A company can set a specific funding goal or limit. This means that each token sold in the ICO has a preset price, and the total token supply is fixed.

In another way, an ICO can have a static supply of tokens and a dynamic funding goal. This means that the amount of funds received in the ICO determines the overall price per token.

ICOs can also have a dynamic token supply but a static price, meaning that the amount of funding received determines the supply.

The crypto project’s whitepaper is also created which gives the potential investors details about the project. Here, investors can know what’s in for them if they put their money into such a project.

Investors can generally use legal tender or digital currency to buy new tokens.

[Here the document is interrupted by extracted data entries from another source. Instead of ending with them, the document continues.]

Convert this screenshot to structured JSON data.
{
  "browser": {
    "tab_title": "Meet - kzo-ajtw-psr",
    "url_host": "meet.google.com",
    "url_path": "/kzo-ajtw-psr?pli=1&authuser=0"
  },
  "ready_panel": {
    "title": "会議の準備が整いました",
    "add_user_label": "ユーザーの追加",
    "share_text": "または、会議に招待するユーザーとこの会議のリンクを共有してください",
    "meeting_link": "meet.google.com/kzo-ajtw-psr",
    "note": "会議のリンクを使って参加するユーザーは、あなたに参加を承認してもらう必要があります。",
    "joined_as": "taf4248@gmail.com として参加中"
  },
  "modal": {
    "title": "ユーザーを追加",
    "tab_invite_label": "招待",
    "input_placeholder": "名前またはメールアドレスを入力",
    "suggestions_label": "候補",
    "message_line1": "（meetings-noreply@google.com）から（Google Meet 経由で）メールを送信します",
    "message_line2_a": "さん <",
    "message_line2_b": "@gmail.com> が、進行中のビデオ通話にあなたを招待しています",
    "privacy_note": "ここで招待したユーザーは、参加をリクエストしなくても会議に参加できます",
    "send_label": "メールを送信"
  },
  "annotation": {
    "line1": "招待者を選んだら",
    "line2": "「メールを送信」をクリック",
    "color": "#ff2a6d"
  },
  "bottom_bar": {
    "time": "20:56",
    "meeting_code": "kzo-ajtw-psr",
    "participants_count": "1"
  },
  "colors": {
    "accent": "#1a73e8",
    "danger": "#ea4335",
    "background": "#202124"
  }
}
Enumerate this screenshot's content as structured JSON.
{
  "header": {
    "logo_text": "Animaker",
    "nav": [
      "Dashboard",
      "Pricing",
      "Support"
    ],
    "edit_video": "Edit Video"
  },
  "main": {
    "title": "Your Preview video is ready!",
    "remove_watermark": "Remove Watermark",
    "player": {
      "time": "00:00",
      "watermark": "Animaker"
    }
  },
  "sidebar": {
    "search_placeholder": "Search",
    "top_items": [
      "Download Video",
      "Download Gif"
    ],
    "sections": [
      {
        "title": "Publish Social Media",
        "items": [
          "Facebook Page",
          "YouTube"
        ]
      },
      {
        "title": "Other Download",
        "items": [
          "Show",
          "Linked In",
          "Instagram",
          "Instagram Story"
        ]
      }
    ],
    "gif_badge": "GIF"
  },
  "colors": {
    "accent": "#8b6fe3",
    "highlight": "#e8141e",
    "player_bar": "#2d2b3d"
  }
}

Bitcoins, Ethereum, and USDT are the most common form of cryptocurrency used.

The ICO is not successful when the minimum amount required by the company is not met. In this case, all of the money raised may be returned to the project’s investors.

If the funding requirements are met within the specified period, then the money raised is spent in pursuit of the project’s goals. It is deemed successful this way.

Things Investors Need to Know Before Participating in Initial Coin Offering (ICO)

Here are some tips for investors who are looking for projects to invest in at the initial coin offering phase.

1. Do your research– If you’re going to invest in cryptocurrency, it is very important to understand the industry. Do your research on the token, and project, and keep yourself abreast of the happenings in the market.

2. Study the whitepaper– This is where you can get to know more about the project. From the whitepaper, you’ll know what the project is about, the need that the project would fulfill upon completion, and how much money the project needs.

You’ll also get to know how many of the virtual tokens the founders will keep, what type of payment (which currencies) will be accepted, and how long the ICO campaign will run.

3. Beware of scams– You’ve to beware of fake projects if you’re investing in cryptocurrency. Fraudsters often try to take advantage of the numerous beginners who have yet to have full knowledge of the industry. They may lure you with a huge return on investment. This may come through emails or text.

4. Check that ICO funds are stored in escrow wallets– This type of wallet requires multiple access keys, which provides useful protection against scams. You just have to do your homework on this to be assured that you are raising funds for fraudsters.

Risks Associated With Initial Coin Offering (ICO)

As it is with most crypto endeavors, the stage of initial coin offering is not without risks. The main risk is that there are fake companies/projects out there. Due to the lack of regulation and enforcement of securities law, ICOs have been the vehicle for scams and fraud.

In this case, someone might do whatever it takes to make you believe they have a legitimate ICO—and then abscond with the money. Of all the possible avenues of funding, an ICO is probably one of the easiest to set up as a scam.

Anyone can launch an ICO which makes it an easy way to rob people of their hard-earned money if investors don’t do their homework.

Another risk associated is a bubble. Some investors have flooded into ICOs in hopes of participating in financial gains of similar size to those enjoyed by early Bitcoin or Ethereum speculators.

The Bottom Line

Initial coin offering [ICO] is one of the phases in the launch of a crypto project. This is done via funding and once the amount for the fund is met, the crypto token or coin is successful. ICO is however not without risk like every crypto endeavor, so care must be taken when involved in this process.